Aqui se verá a origem, os deuses, a doutrina e os livros inspiradores. Desta forma, pretende-se ter uma visão panorâmica deste fenômeno religioso primitivo, que ainda hoje é tão forte no Japão e na cultura japonesa, inclusive no Brasil.
Origem
Xintoísmo, quer dizer Caminho dos deuses (Kami no Michi) e aparece,
pela primeira vez em documentos do imperador do Japão, Yomel, que
viveu entre 519 e 587 d.C. Ao que parece, Xintoísmo é uma compilação de
práticas religiosas antigas, que existiam, antes mesmo da entrada das religiões indianas (Hinduísmo e Budismo) e das chinesas (Confucionismo,
Taoísmo). Os dois mais antigos escritos são Kojiki (712 d.C. e Nionshoki (720 d.C).
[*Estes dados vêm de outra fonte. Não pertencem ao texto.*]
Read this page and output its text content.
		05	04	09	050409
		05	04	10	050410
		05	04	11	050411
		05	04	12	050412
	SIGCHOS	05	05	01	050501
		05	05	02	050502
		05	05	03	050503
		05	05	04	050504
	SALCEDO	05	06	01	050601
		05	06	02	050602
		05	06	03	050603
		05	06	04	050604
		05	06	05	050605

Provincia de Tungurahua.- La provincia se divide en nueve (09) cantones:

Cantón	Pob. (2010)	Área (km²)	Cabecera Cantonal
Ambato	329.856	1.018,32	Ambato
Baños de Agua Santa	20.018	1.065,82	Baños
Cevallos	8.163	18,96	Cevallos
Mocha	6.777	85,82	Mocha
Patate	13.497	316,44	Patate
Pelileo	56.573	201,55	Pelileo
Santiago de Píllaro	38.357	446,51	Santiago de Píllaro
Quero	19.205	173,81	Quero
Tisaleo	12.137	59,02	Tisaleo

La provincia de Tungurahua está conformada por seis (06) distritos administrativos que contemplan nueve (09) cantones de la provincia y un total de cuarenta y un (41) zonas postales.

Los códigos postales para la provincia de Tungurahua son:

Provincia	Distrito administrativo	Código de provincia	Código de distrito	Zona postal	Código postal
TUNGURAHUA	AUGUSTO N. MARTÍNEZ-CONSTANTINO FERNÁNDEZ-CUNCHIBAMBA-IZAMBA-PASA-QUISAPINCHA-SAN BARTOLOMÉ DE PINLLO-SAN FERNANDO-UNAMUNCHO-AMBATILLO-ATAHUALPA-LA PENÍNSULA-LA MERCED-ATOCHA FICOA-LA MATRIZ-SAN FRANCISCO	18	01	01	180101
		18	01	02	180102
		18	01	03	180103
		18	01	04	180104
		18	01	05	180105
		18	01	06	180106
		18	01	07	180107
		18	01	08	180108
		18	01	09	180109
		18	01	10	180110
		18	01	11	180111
Há vestígios de um povo (Jamon) que residia no Japão entre 11.000 e 300 a.C. E
nos seus restos históricos pode haver sinais religiosos do que hoje é o Xintoísmo. Isto,
no entanto não está bem provado, embora os vestígios sejam muitos. Já na cultura yayoi
que viveu neste país entre 300 a.C. E 300 d.C. os vestígios Xintoístas são claros e muitos.
Assim sendo, Xintô é a síntese das práticas antigas, sincréticas do povo japonês, que também é uma mistura de povos. Por isto, não tem uma doutrina fixa.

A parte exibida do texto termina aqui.